Exemple : Sophie épouse Marc en 2020. En 2023, elle découvre que Marc était déjà marié à une autre personne au moment de leur union (cause de nullité prévue par l’article précédent). Si Sophie saisit le juge en 2024, sa demande peut être recevable. Si elle attend 2026 et n’agit qu’après 5 ans depuis le mariage, le tribunal déclarera sa demande irrecevable et il ne pourra plus obtenir la nullité pour ce motif.
- La règle ne concerne que la “demande en nullité” visée par l’article précédent (c’est‑à‑dire les causes de nullité énumérées là).
- Délai fixe : 5 ans à compter de la date du mariage pour saisir le juge.

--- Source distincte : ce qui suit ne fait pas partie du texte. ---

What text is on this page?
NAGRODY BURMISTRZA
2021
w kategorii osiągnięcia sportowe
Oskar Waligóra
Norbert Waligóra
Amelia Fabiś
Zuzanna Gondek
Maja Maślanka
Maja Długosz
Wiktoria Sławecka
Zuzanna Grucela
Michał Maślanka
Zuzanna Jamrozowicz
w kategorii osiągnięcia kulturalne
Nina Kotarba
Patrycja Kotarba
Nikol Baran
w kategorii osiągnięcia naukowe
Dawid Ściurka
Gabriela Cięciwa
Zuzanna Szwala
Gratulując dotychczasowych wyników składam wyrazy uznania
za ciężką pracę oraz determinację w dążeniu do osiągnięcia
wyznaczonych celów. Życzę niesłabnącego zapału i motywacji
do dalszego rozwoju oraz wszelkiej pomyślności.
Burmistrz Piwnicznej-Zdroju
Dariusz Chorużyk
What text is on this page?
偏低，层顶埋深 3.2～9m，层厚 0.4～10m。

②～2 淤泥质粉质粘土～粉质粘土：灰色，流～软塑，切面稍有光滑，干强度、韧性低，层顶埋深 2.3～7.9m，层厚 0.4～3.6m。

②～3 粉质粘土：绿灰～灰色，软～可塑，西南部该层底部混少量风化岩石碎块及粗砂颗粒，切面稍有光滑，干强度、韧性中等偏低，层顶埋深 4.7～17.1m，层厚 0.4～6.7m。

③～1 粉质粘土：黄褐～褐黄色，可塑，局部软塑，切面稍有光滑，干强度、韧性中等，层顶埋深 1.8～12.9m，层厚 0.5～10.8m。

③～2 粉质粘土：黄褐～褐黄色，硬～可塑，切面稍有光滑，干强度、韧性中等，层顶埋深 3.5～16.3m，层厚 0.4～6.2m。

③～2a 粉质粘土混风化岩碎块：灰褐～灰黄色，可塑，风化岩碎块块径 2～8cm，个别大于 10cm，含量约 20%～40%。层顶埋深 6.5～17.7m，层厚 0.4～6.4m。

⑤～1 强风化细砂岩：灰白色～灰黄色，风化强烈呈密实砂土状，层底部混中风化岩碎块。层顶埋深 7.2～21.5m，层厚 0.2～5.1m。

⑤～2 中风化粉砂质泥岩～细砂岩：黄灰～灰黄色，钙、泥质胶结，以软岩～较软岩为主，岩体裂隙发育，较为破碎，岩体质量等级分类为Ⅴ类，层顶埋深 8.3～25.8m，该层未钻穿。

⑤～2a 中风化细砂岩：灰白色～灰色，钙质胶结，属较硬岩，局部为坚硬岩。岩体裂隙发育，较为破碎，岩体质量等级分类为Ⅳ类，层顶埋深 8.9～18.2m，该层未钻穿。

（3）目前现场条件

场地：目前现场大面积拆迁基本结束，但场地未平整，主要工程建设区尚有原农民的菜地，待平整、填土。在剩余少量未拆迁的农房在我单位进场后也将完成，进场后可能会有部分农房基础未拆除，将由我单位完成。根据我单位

- Si l’action est engagée au‑delà de ce délai, elle est irrecevable (le droit à la nullité est éteint).
- Le point de départ du délai est la date du mariage, pas la date de découverte du vice (sauf disposition contraire prévue par la loi).
- Il s’agit d’un délai procédural strict : ne pas l’observer prive de la possibilité d’obtenir la nullité pour le motif visé.
- Cette disposition ne traite pas des autres voies (par exemple le divorce) qui restent distinctes de la nullité.